The Italian Prime Minister said he had been expecting the announcement from Moody’s
4 October 2011 Last updated at 22:55
The Italian government’s credit rating has been slashed by Moody’s from Aa2 to A2 with a negative outlook.
The ratings agency blamed a “material increase in long-term funding risks for the euro area”, due to lost confidence in eurozone government debts.
Despite Rome’s low current borrowing needs, and low private-sector debt levels in Italy, Moody’s said market sentiment had turned against the euro.
Prime Minister Silvio Berlusconi said the decision was expected.
“The Italian government is working with the maximum commitment to achieve its budget objectives,” said Mr Berlusconi.
He said that a plan to balance the government’s budget by 2013 had been approved by the European Commission.
Analysts say the downgrade is likely to be followed by similar cuts in the credit rating of Italy’s banks, which would put severe pressure on their ability to borrow.
The BBC’s business editor Robert Peston on the impact the latest downgrade
“This downgrade will make it even harder for Italy to borrow,” says BBC business editor Robert Peston. “However, that is not the worst of it.
“If Italy is looking like a more risky place to lend, its banks… will find it harder and more expensive to borrow.
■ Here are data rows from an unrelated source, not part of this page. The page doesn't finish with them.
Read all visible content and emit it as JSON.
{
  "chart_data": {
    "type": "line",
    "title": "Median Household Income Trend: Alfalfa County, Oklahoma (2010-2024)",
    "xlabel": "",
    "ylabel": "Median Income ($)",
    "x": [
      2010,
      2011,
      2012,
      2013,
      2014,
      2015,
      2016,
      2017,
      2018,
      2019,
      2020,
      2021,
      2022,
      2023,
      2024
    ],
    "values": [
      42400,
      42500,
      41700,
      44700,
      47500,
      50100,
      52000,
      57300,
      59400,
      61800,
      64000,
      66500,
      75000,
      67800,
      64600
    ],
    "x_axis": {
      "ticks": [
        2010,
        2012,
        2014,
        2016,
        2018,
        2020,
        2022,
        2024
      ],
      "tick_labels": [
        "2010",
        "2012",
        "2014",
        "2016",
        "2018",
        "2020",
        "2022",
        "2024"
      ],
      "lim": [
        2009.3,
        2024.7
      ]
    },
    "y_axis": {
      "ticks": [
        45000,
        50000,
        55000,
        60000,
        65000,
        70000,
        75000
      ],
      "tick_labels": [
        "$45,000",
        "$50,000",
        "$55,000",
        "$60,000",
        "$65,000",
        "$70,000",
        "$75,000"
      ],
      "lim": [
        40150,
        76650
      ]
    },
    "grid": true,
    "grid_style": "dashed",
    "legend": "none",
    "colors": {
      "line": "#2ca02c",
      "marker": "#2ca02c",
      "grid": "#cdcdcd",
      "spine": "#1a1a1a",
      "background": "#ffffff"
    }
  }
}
The [eurozone] banking crisis will be exacerbated.”
Moody’s also raised warnings about Italy’s growth outlook, citing structural economic problems within the euro, as well as a global economic slowdown.
Another problem noted by the rating agency was what it called political and economic “implementation risks”.
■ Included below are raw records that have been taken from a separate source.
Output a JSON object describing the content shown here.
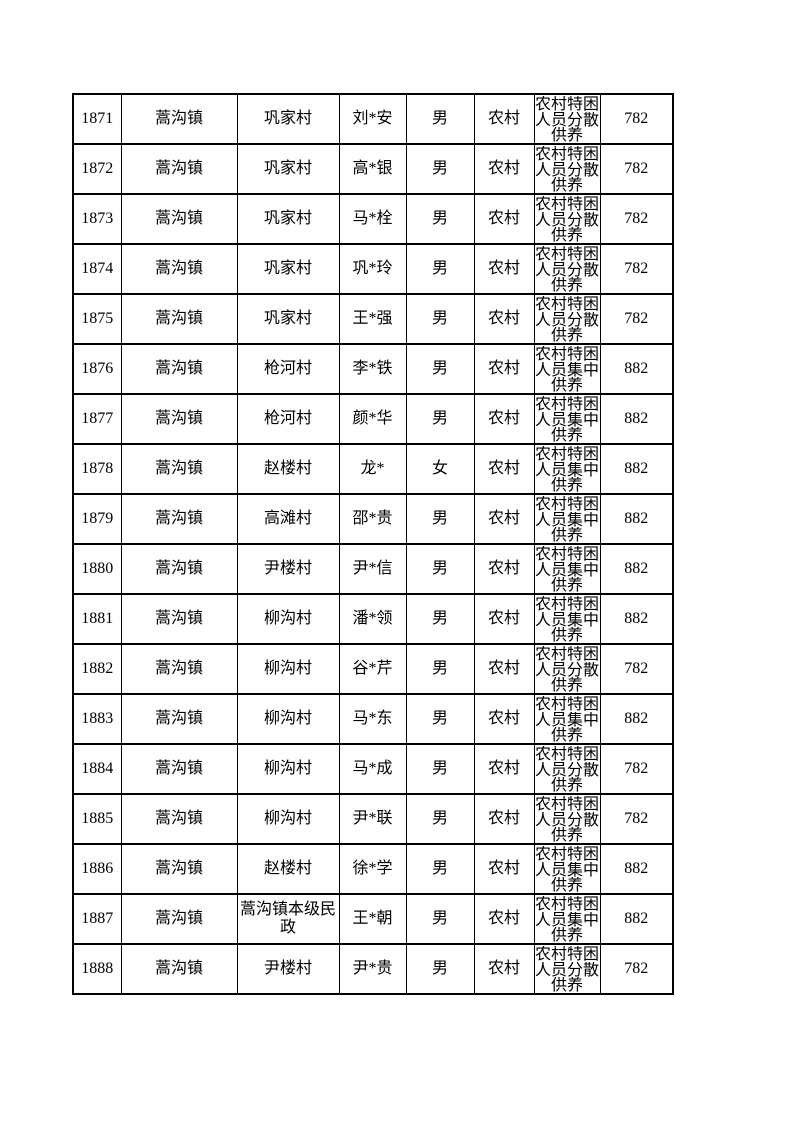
{
  "colors": {
    "page_background": "#ffffff",
    "table_border": "#000000",
    "text": "#000000"
  },
  "table": {
    "columns": [
      {
        "key": "serial"
      },
      {
        "key": "town"
      },
      {
        "key": "village"
      },
      {
        "key": "name"
      },
      {
        "key": "gender"
      },
      {
        "key": "residence"
      },
      {
        "key": "category"
      },
      {
        "key": "amount"
      }
    ],
    "rows": [
      {
        "serial": "1871",
        "town": "蒿沟镇",
        "village": "巩家村",
        "name": "刘*安",
        "gender": "男",
        "residence": "农村",
        "category": "农村特困人员分散供养",
        "category_lines": [
          "农村特困",
          "人员分散",
          "供养"
        ],
        "amount": "782"
      },
      {
        "serial": "1872",
        "town": "蒿沟镇",
        "village": "巩家村",
        "name": "高*银",
        "gender": "男",
        "residence": "农村",
        "category": "农村特困人员分散供养",
        "category_lines": [
          "农村特困",
          "人员分散",
          "供养"
        ],
        "amount": "782"
      },
      {
        "serial": "1873",
        "town": "蒿沟镇",
        "village": "巩家村",
        "name": "马*栓",
        "gender": "男",
        "residence": "农村",
        "category": "农村特困人员分散供养",
        "category_lines": [
          "农村特困",
          "人员分散",
          "供养"
        ],
        "amount": "782"
      },
      {
        "serial": "1874",
        "town": "蒿沟镇",
        "village": "巩家村",
        "name": "巩*玲",
        "gender": "男",
        "residence": "农村",
        "category": "农村特困人员分散供养",
        "category_lines": [
          "农村特困",
          "人员分散",
          "供养"
        ],
        "amount": "782"
      },
      {
        "serial": "1875",
        "town": "蒿沟镇",
        "village": "巩家村",
        "name": "王*强",
        "gender": "男",
        "residence": "农村",
        "category": "农村特困人员分散供养",
        "category_lines": [
          "农村特困",
          "人员分散",
          "供养"
        ],
        "amount": "782"
      },
      {
        "serial": "1876",
        "town": "蒿沟镇",
        "village": "枪河村",
        "name": "李*铁",
        "gender": "男",
        "residence": "农村",
        "category": "农村特困人员集中供养",
        "category_lines": [
          "农村特困",
          "人员集中",
          "供养"
        ],
        "amount": "882"
      },
      {
        "serial": "1877",
        "town": "蒿沟镇",
        "village": "枪河村",
        "name": "颜*华",
        "gender": "男",
        "residence": "农村",
        "category": "农村特困人员集中供养",
        "category_lines": [
          "农村特困",
          "人员集中",
          "供养"
        ],
        "amount": "882"
      },
      {
        "serial": "1878",
        "town": "蒿沟镇",
        "village": "赵楼村",
        "name": "龙*",
        "gender": "女",
        "residence": "农村",
        "category": "农村特困人员集中供养",
        "category_lines": [
          "农村特困",
          "人员集中",
          "供养"
        ],
        "amount": "882"
      },
      {
        "serial": "1879",
        "town": "蒿沟镇",
        "village": "高滩村",
        "name": "邵*贵",
        "gender": "男",
        "residence": "农村",
        "category": "农村特困人员集中供养",
        "category_lines": [
          "农村特困",
          "人员集中",
          "供养"
        ],
        "amount": "882"
      },
      {
        "serial": "1880",
        "town": "蒿沟镇",
        "village": "尹楼村",
        "name": "尹*信",
        "gender": "男",
        "residence": "农村",
        "category": "农村特困人员集中供养",
        "category_lines": [
          "农村特困",
          "人员集中",
          "供养"
        ],
        "amount": "882"
      },
      {
        "serial": "1881",
        "town": "蒿沟镇",
        "village": "柳沟村",
        "name": "潘*领",
        "gender": "男",
        "residence": "农村",
        "category": "农村特困人员集中供养",
        "category_lines": [
          "农村特困",
          "人员集中",
          "供养"
        ],
        "amount": "882"
      },
      {
        "serial": "1882",
        "town": "蒿沟镇",
        "village": "柳沟村",
        "name": "谷*芹",
        "gender": "男",
        "residence": "农村",
        "category": "农村特困人员分散供养",
        "category_lines": [
          "农村特困",
          "人员分散",
          "供养"
        ],
        "amount": "782"
      },
      {
        "serial": "1883",
        "town": "蒿沟镇",
        "village": "柳沟村",
        "name": "马*东",
        "gender": "男",
        "residence": "农村",
        "category": "农村特困人员集中供养",
        "category_lines": [
          "农村特困",
          "人员集中",
          "供养"
        ],
        "amount": "882"
      },
      {
        "serial": "1884",
        "town": "蒿沟镇",
        "village": "柳沟村",
        "name": "马*成",
        "gender": "男",
        "residence": "农村",
        "category": "农村特困人员分散供养",
        "category_lines": [
          "农村特困",
          "人员分散",
          "供养"
        ],
        "amount": "782"
      },
      {
        "serial": "1885",
        "town": "蒿沟镇",
        "village": "柳沟村",
        "name": "尹*联",
        "gender": "男",
        "residence": "农村",
        "category": "农村特困人员分散供养",
        "category_lines": [
          "农村特困",
          "人员分散",
          "供养"
        ],
        "amount": "782"
      },
      {
        "serial": "1886",
        "town": "蒿沟镇",
        "village": "赵楼村",
        "name": "徐*学",
        "gender": "男",
        "residence": "农村",
        "category": "农村特困人员集中供养",
        "category_lines": [
          "农村特困",
          "人员集中",
          "供养"
        ],
        "amount": "882"
      },
      {
        "serial": "1887",
        "town": "蒿沟镇",
        "village": "蒿沟镇本级民政",
        "name": "王*朝",
        "gender": "男",
        "residence": "农村",
        "category": "农村特困人员集中供养",
        "category_lines": [
          "农村特困",
          "人员集中",
          "供养"
        ],
        "amount": "882"
      },
      {
        "serial": "1888",
        "town": "蒿沟镇",
        "village": "尹楼村",
        "name": "尹*贵",
        "gender": "男",
        "residence": "农村",
        "category": "农村特困人员分散供养",
        "category_lines": [
          "农村特困",
          "人员分散",
          "供养"
        ],
        "amount": "782"
      }
    ]
  }
}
“The question is, if [eurozone governments] will move fast enough… to really put in place a credible solution,” says Robert Peston.
An expansion of the eurozone’s bailout fund already approved by the euro’s 17 governments in July – which is now seen by markets as inadequate – has still yet to be ratified by all the national parliaments.
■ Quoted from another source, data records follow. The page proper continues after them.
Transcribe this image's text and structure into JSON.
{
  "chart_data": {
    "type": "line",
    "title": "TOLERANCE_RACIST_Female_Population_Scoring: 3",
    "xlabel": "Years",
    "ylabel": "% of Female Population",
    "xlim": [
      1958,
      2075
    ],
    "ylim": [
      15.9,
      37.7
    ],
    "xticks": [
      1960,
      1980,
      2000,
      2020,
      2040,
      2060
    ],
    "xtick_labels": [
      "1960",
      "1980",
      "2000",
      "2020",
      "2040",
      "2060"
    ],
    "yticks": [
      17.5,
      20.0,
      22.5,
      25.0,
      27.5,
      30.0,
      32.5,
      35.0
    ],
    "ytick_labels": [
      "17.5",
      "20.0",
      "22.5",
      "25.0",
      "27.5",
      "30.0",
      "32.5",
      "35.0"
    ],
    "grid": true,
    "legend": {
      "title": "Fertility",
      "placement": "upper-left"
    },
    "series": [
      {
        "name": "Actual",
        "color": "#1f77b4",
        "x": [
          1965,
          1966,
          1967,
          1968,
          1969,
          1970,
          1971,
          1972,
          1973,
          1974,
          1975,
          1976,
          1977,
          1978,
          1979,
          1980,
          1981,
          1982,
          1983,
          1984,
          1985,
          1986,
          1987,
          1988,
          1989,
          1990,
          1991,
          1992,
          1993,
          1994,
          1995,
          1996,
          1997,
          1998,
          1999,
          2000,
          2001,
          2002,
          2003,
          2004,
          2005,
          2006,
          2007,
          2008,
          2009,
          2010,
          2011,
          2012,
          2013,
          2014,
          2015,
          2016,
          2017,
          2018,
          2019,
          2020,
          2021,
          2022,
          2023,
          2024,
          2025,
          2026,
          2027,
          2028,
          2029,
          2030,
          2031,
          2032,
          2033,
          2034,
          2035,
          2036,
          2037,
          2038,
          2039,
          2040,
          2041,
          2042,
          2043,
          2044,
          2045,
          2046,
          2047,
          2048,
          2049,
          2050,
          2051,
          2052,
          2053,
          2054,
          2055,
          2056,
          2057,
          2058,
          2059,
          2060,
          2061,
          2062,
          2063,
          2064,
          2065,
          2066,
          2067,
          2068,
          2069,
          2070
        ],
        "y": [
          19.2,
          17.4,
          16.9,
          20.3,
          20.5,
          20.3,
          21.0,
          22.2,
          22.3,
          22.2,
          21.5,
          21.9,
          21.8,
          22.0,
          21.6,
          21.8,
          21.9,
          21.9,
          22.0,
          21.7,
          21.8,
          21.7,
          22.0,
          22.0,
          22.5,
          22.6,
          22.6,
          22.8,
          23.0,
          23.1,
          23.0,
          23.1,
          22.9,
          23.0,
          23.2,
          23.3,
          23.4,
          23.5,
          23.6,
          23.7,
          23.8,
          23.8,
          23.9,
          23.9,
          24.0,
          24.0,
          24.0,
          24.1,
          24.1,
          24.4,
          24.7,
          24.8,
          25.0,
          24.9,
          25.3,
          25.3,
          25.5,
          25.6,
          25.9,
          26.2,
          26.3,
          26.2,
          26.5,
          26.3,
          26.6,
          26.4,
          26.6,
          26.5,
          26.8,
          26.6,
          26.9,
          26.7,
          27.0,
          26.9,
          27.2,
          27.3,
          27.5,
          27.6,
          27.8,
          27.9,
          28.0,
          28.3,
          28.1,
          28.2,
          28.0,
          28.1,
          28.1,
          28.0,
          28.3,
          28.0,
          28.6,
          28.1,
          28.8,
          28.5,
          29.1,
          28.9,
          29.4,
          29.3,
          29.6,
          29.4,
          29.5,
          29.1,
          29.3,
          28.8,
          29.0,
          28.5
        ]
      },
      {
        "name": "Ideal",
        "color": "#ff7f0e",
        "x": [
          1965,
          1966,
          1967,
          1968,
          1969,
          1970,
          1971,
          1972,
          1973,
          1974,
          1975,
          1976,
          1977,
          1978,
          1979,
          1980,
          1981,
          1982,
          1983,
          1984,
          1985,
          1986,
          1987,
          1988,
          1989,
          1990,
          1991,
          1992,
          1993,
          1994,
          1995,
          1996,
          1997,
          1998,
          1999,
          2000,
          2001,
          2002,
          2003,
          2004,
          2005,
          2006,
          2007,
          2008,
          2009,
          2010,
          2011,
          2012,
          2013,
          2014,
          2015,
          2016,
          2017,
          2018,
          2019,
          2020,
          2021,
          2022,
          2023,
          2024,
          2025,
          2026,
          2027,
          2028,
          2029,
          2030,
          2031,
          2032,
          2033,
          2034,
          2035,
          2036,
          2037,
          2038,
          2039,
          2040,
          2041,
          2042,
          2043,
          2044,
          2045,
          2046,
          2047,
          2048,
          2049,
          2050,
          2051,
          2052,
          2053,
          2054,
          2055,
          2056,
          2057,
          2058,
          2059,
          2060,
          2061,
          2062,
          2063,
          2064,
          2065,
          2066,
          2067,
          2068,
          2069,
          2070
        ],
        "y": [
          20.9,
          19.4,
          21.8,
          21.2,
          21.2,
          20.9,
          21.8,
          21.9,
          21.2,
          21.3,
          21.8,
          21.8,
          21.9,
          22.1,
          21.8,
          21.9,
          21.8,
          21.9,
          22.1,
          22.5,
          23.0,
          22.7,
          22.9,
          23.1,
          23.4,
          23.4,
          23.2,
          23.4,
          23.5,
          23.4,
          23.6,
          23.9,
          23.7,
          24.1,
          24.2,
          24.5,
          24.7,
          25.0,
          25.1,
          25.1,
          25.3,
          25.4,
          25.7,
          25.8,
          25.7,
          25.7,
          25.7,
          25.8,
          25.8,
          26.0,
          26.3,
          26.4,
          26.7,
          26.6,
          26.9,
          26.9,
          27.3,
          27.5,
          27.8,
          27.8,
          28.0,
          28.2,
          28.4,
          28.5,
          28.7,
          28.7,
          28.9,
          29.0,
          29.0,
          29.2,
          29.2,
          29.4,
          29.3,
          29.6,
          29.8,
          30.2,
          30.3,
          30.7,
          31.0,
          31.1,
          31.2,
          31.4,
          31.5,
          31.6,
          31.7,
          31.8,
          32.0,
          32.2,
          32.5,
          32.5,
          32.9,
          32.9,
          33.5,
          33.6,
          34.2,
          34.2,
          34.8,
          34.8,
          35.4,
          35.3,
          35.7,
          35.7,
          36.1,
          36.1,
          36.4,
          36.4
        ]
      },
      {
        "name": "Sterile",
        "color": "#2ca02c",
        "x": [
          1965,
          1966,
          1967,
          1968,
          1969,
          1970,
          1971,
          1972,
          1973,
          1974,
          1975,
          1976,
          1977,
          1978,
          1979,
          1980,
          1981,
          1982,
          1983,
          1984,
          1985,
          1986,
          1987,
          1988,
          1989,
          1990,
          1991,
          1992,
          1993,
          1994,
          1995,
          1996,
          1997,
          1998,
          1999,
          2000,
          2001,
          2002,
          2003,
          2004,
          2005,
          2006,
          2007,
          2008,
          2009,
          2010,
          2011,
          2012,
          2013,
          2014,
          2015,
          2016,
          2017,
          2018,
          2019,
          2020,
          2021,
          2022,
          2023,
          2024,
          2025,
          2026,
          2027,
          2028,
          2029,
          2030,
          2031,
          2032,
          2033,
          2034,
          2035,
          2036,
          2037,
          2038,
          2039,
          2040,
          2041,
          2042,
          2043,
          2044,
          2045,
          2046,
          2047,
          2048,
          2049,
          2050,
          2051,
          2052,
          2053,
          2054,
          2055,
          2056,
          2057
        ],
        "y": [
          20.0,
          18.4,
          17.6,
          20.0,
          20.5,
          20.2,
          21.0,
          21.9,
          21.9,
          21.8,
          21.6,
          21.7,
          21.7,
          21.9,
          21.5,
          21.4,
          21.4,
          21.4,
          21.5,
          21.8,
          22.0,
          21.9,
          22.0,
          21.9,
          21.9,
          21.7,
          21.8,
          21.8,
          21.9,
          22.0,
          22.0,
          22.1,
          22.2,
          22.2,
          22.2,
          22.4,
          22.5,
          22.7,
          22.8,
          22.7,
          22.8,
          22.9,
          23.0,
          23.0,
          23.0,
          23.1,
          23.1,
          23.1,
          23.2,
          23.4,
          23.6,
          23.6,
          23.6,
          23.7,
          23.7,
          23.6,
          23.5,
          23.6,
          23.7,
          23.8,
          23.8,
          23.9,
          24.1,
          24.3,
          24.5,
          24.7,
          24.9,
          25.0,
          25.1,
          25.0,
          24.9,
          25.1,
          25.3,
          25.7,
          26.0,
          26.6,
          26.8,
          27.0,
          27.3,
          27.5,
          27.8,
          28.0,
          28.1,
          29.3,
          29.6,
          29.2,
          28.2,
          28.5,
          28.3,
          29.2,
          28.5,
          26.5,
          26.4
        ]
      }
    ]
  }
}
The slow political response to the emerging crisis, necessitated by the European Union’s institutional set-up, has been criticised by many commentators, including European Commission President Jose Manuel Barroso.
The rationale for Moody’s downgrade will also be worrying for other eurozone governments, such as Spain, whose borrowing costs have also risen like Italy’s as markets have lost confidence in their creditworthiness.